Brimelow was on hand at the annual Conservative Political Action Conference to speak about how policies encouraging diversity are killing America (read: white America). He has urged the Republican Party to work on consolidating the white vote. His book Alien Nation argues that “Race is destiny in American politics.”
This was consistent with King’s later proud identification with white racists internationally, from Canada to the Netherlands to Austria. His happy 2017 endorsement of Dutch anti-Muslim politician Geert Wilders as someone who “understands that culture and demographics are our destiny” led me to compare King to George Wallace:
The effort to marginalize the role of racial or religious bigots in cultural conservatism works best when everybody’s got the memo and is refusing to say things that cross the line. But right there in Washington, within close proximity of the cameras, is at least one member of Congress who, to use a phrase sometimes said of Wallace in his heyday, just comes right out and says it: Iowa’s Steve King.

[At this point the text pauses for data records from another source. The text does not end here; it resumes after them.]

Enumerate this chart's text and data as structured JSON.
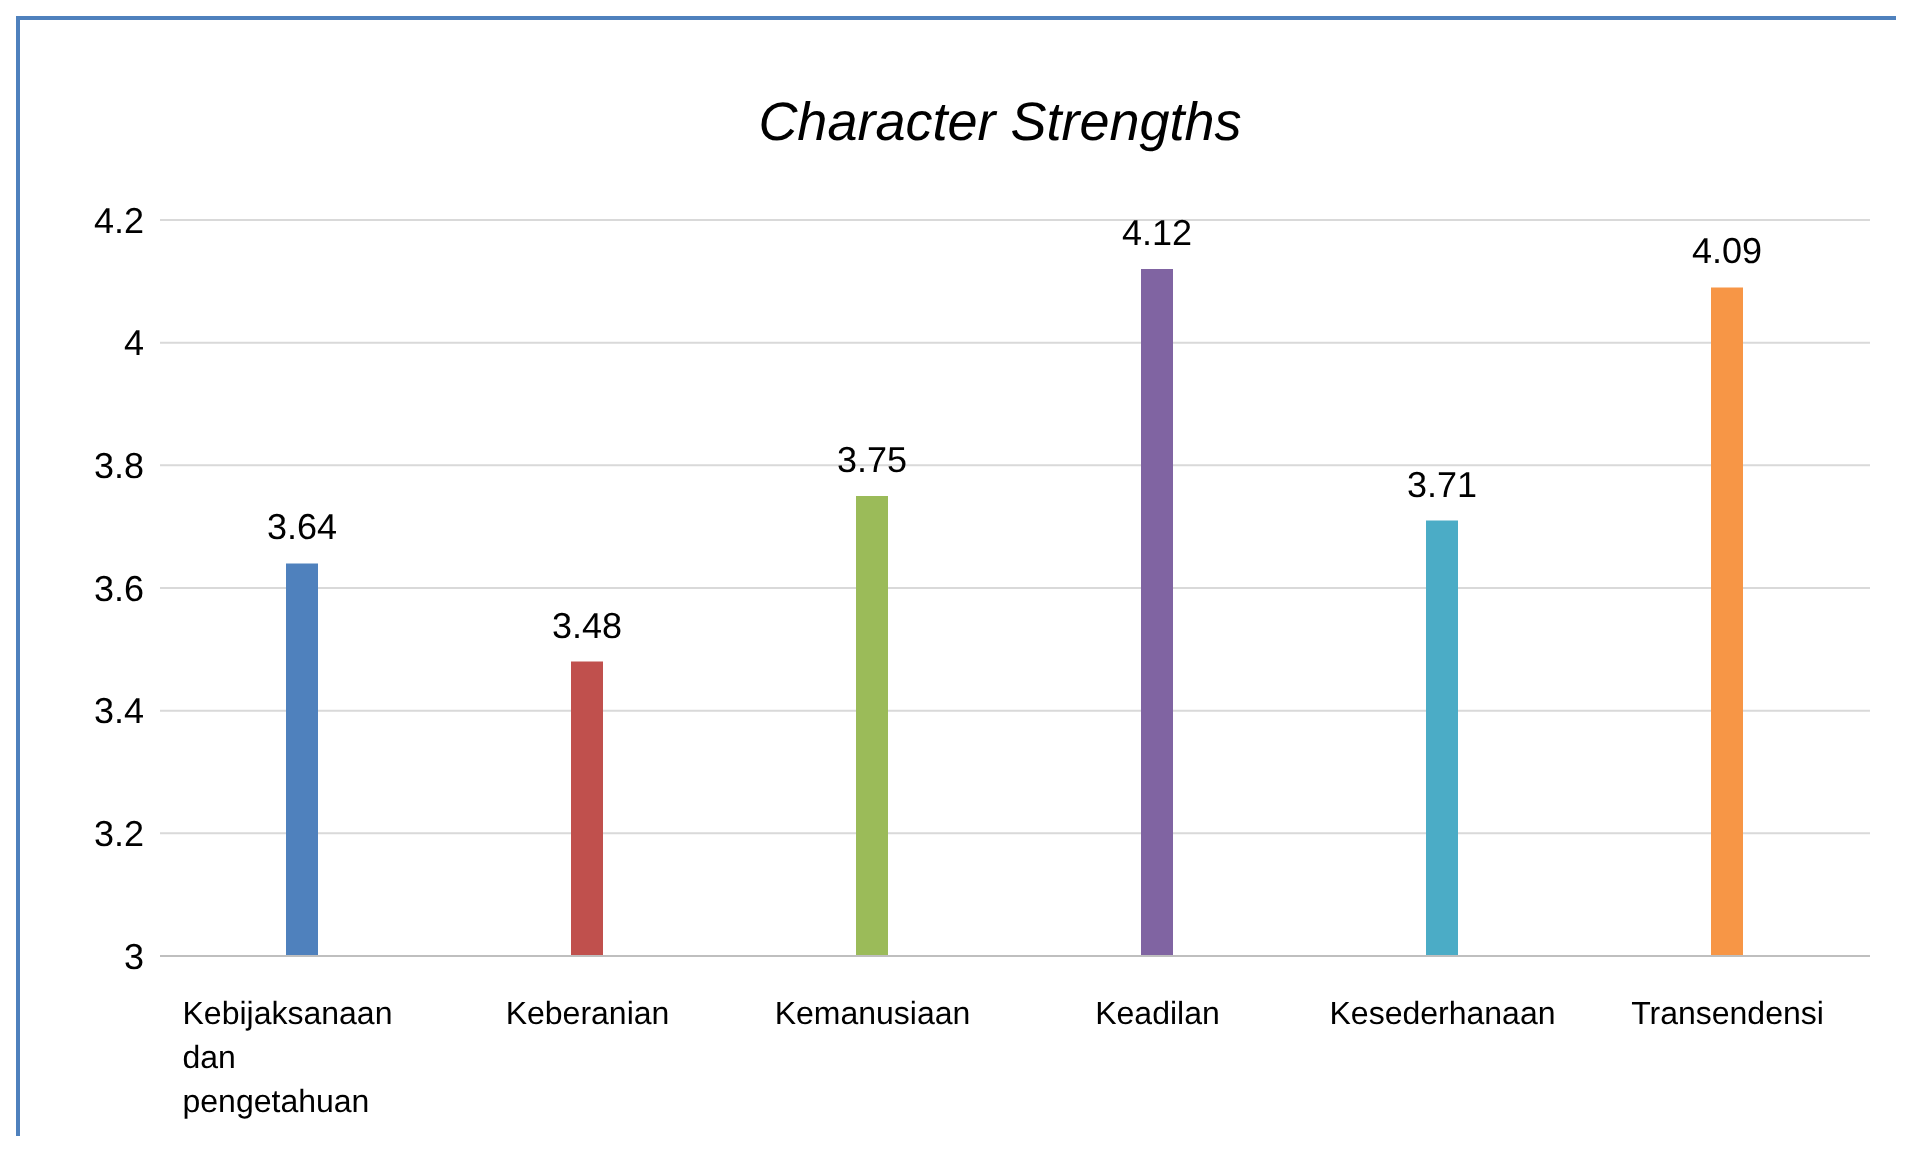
{
  "chart_data": {
    "type": "bar",
    "title": "Character Strengths",
    "categories": [
      "Kebijaksanaan dan pengetahuan",
      "Keberanian",
      "Kemanusiaan",
      "Keadilan",
      "Kesederhanaan",
      "Transendensi"
    ],
    "values": [
      3.64,
      3.48,
      3.75,
      4.12,
      3.71,
      4.09
    ],
    "colors": [
      "#4f81bd",
      "#c0504d",
      "#9bbb59",
      "#8064a2",
      "#4bacc6",
      "#f79646"
    ],
    "ylim": [
      3,
      4.2
    ],
    "yticks": [
      3,
      3.2,
      3.4,
      3.6,
      3.8,
      4,
      4.2
    ],
    "grid": "y",
    "data_labels": true,
    "legend": false
  }
}
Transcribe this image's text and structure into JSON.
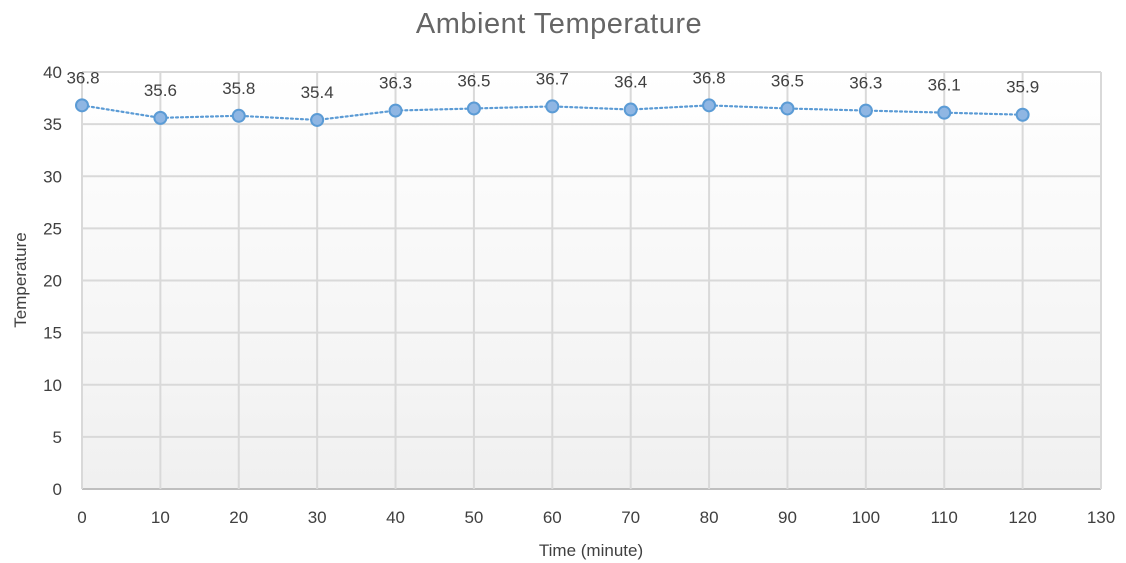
{
  "chart_data": {
    "type": "line",
    "title": "Ambient Temperature",
    "xlabel": "Time (minute)",
    "ylabel": "Temperature",
    "xlim": [
      0,
      130
    ],
    "ylim": [
      0,
      40
    ],
    "x_ticks": [
      "0",
      "10",
      "20",
      "30",
      "40",
      "50",
      "60",
      "70",
      "80",
      "90",
      "100",
      "110",
      "120",
      "130"
    ],
    "y_ticks": [
      "0",
      "5",
      "10",
      "15",
      "20",
      "25",
      "30",
      "35",
      "40"
    ],
    "grid": true,
    "legend": "none",
    "series": [
      {
        "x": [
          0,
          10,
          20,
          30,
          40,
          50,
          60,
          70,
          80,
          90,
          100,
          110,
          120
        ],
        "values": [
          36.8,
          35.6,
          35.8,
          35.4,
          36.3,
          36.5,
          36.7,
          36.4,
          36.8,
          36.5,
          36.3,
          36.1,
          35.9
        ],
        "labels": [
          "36.8",
          "35.6",
          "35.8",
          "35.4",
          "36.3",
          "36.5",
          "36.7",
          "36.4",
          "36.8",
          "36.5",
          "36.3",
          "36.1",
          "35.9"
        ],
        "color": "#5b9bd5",
        "marker_fill": "#8fb6e3",
        "line_style": "dotted"
      }
    ],
    "colors": {
      "plot_background_top": "#ffffff",
      "plot_background_bottom": "#f0f0f0",
      "grid": "#d9d9d9",
      "title": "#666666",
      "text": "#404040"
    }
  }
}
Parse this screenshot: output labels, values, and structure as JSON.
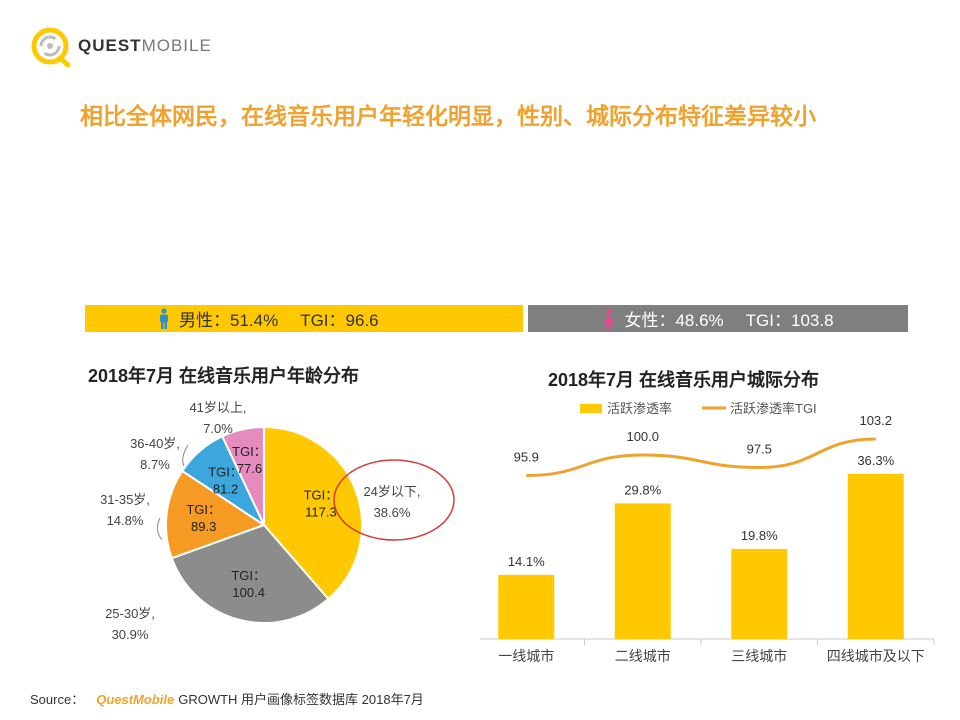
{
  "logo": {
    "brand_bold": "QUEST",
    "brand_light": "MOBILE"
  },
  "headline": "相比全体网民，在线音乐用户年轻化明显，性别、城际分布特征差异较小",
  "gender": {
    "male": {
      "label": "男性：51.4%",
      "tgi": "TGI：96.6",
      "color": "#FFC800",
      "icon": "male-icon"
    },
    "female": {
      "label": "女性：48.6%",
      "tgi": "TGI：103.8",
      "color": "#7F7F7F",
      "icon": "female-icon"
    }
  },
  "chart_data": [
    {
      "type": "pie",
      "title": "2018年7月 在线音乐用户年龄分布",
      "slices": [
        {
          "category": "24岁以下,",
          "value": 38.6,
          "value_label": "38.6%",
          "tgi_label": "TGI：",
          "tgi": "117.3",
          "color": "#FFC800",
          "highlighted": true
        },
        {
          "category": "25-30岁,",
          "value": 30.9,
          "value_label": "30.9%",
          "tgi_label": "TGI：",
          "tgi": "100.4",
          "color": "#8C8C8C"
        },
        {
          "category": "31-35岁,",
          "value": 14.8,
          "value_label": "14.8%",
          "tgi_label": "TGI：",
          "tgi": "89.3",
          "color": "#F59A23"
        },
        {
          "category": "36-40岁,",
          "value": 8.7,
          "value_label": "8.7%",
          "tgi_label": "TGI：",
          "tgi": "81.2",
          "color": "#3BA7DD"
        },
        {
          "category": "41岁以上,",
          "value": 7.0,
          "value_label": "7.0%",
          "tgi_label": "TGI：",
          "tgi": "77.6",
          "color": "#E58BBE"
        }
      ]
    },
    {
      "type": "bar",
      "title": "2018年7月 在线音乐用户城际分布",
      "categories": [
        "一线城市",
        "二线城市",
        "三线城市",
        "四线城市及以下"
      ],
      "series": [
        {
          "name": "活跃渗透率",
          "type": "bar",
          "values": [
            14.1,
            29.8,
            19.8,
            36.3
          ],
          "labels": [
            "14.1%",
            "29.8%",
            "19.8%",
            "36.3%"
          ],
          "color": "#FFC800"
        },
        {
          "name": "活跃渗透率TGI",
          "type": "line",
          "values": [
            95.9,
            100.0,
            97.5,
            103.2
          ],
          "labels": [
            "95.9",
            "100.0",
            "97.5",
            "103.2"
          ],
          "color": "#F0A22E"
        }
      ],
      "legend_position": "top",
      "grid": false
    }
  ],
  "source": {
    "prefix": "Source：",
    "brand": "QuestMobile",
    "text": "GROWTH 用户画像标签数据库 2018年7月"
  }
}
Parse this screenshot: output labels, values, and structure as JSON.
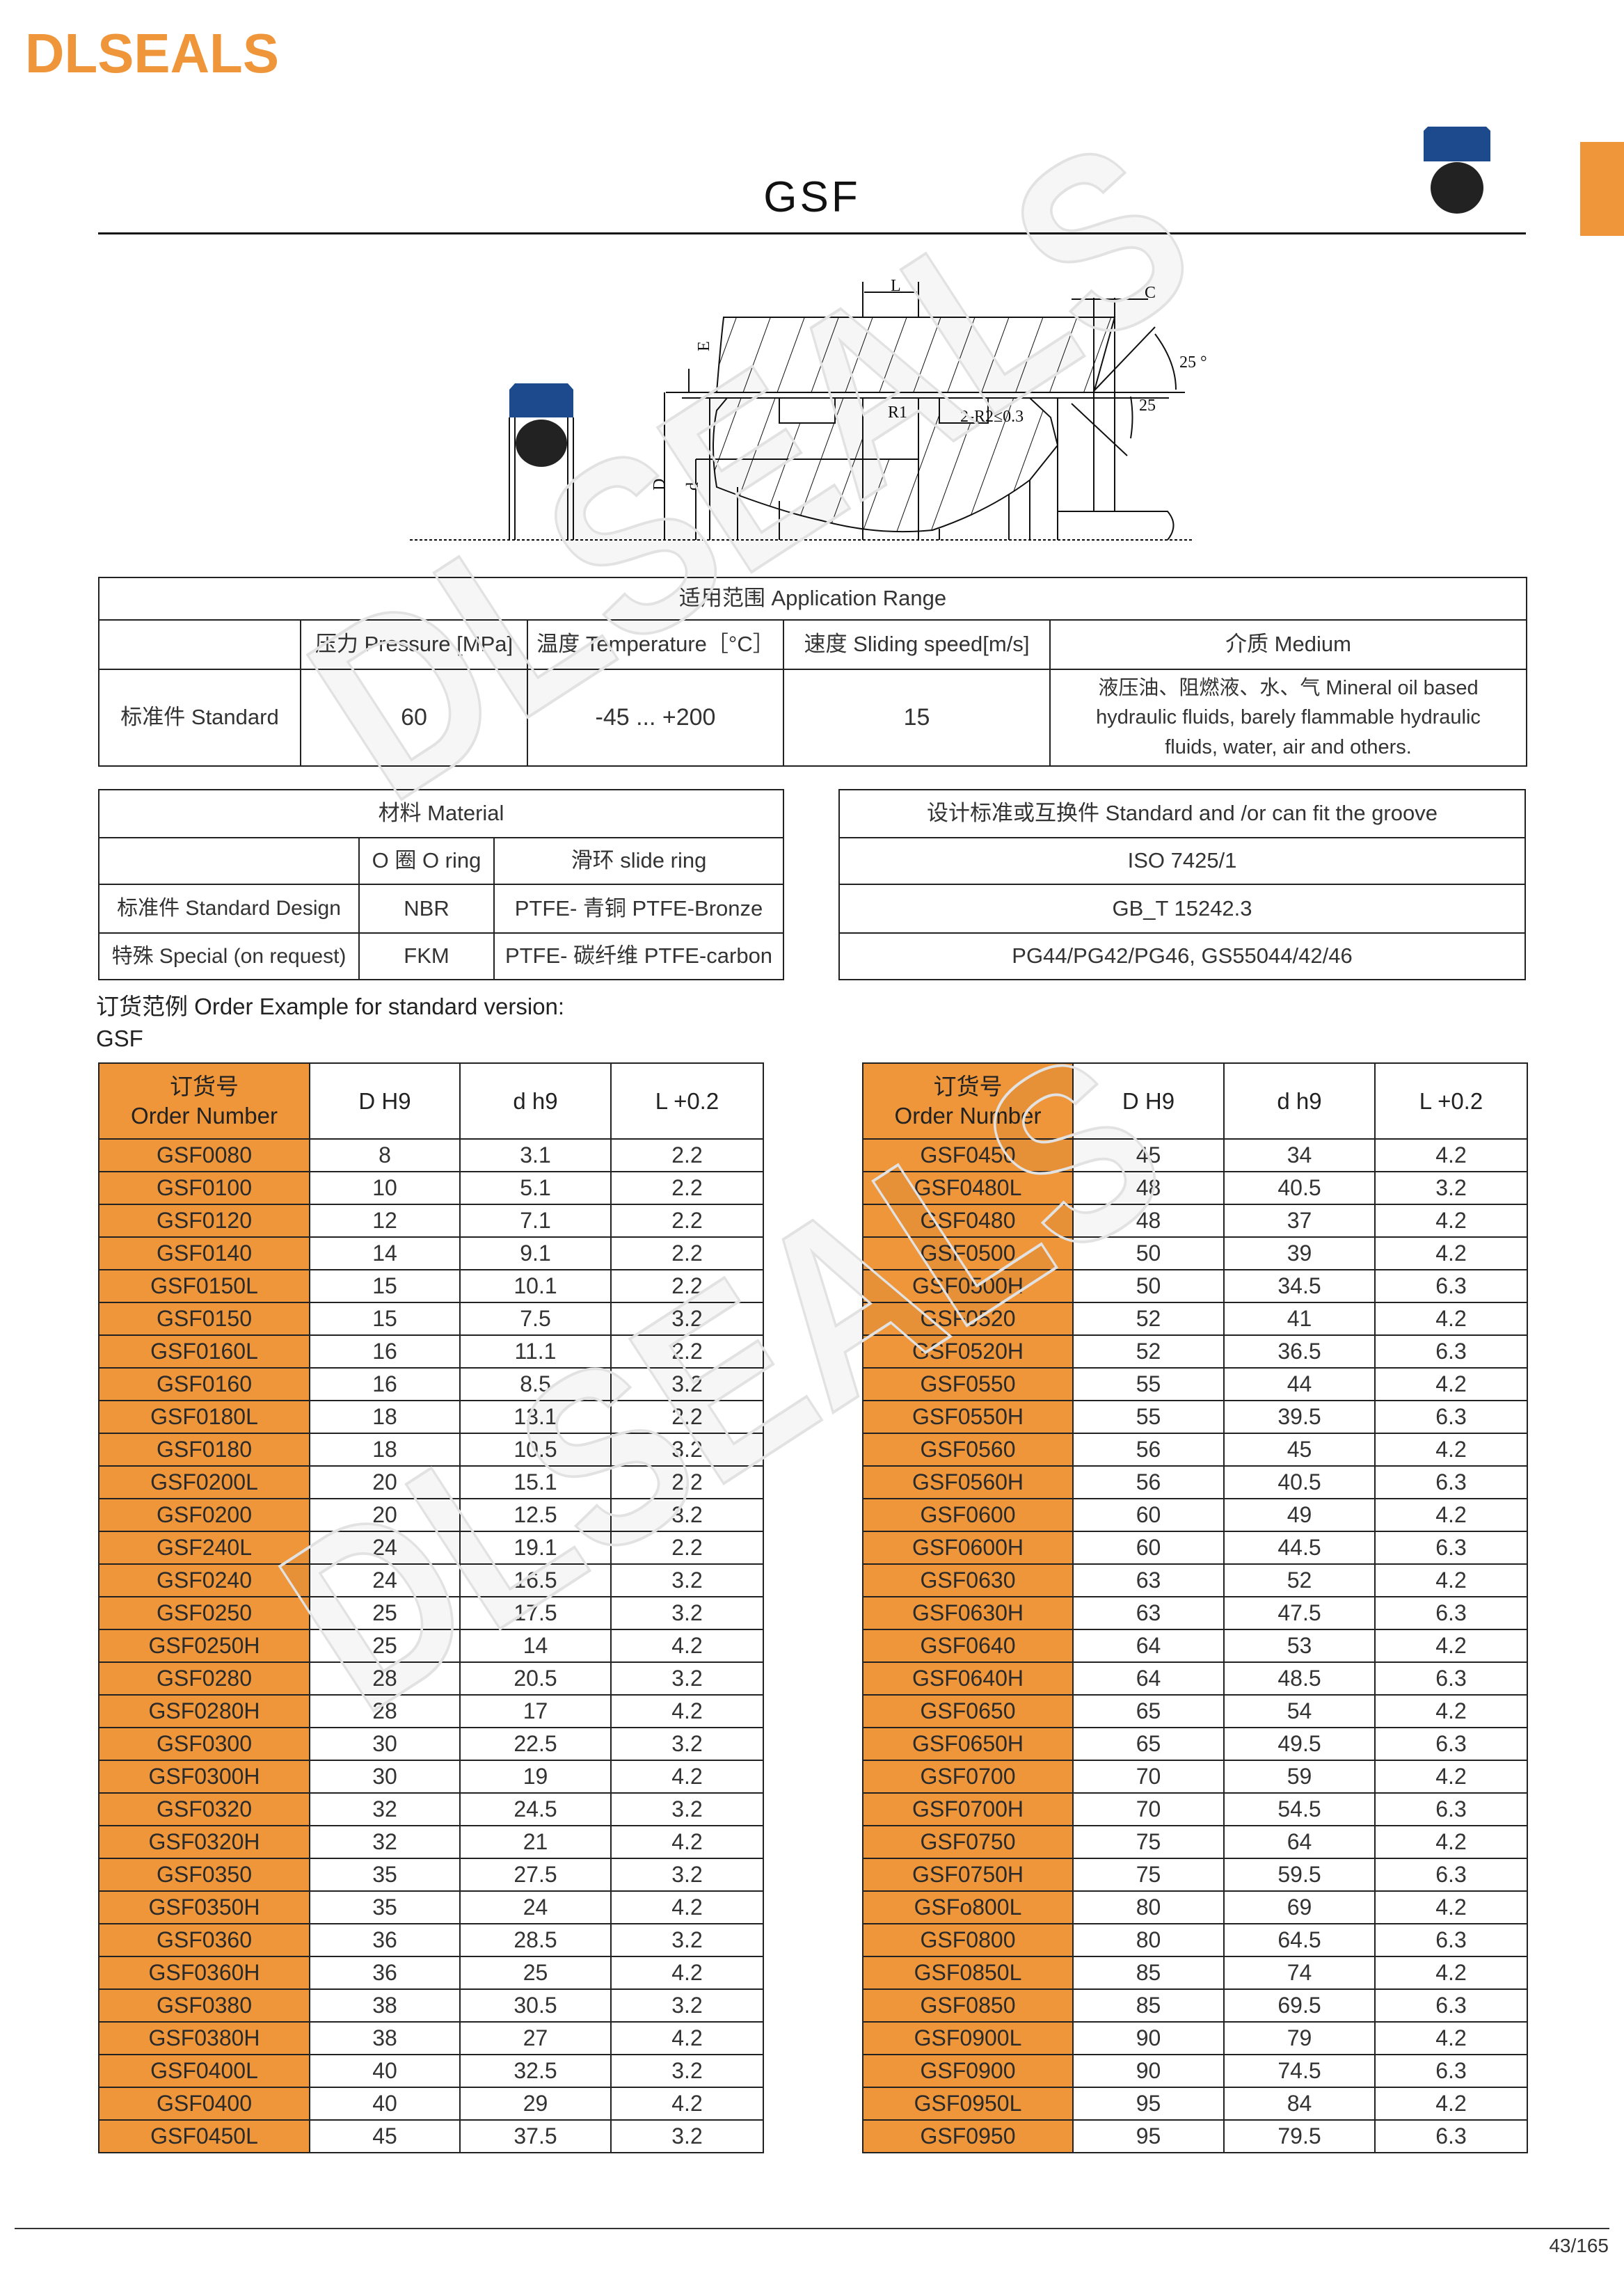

But it’s only now that many of the Republicans who are excoriating King have stopped praising him. Consider Joni Ernst, who in 2016 went out of her way to praise him when he drew a Republican primary opponent:
Ernst’s senior colleague Chuck Grassley and current Iowa governor Kim Reynolds also came to the nativist’s aid when he faced intraparty opposition.
You can almost understand Ernst’s support for King — you know, two whole years before she apparently paid any attention to the implications of his words. He was the odds-on favorite among Iowa Republicans to win the 2014 Senate nomination that ultimately went to Ernst when he demurred.
So let’s don’t accept the idea that King was some sort of grudgingly tolerated wild man whom Republicans decided to smack down when his outspokenness got out of hand. They knew who he was, and many of them were happy to promote his obnoxious career until it began to cast an unforgiving light on themselves and their leader in the White House.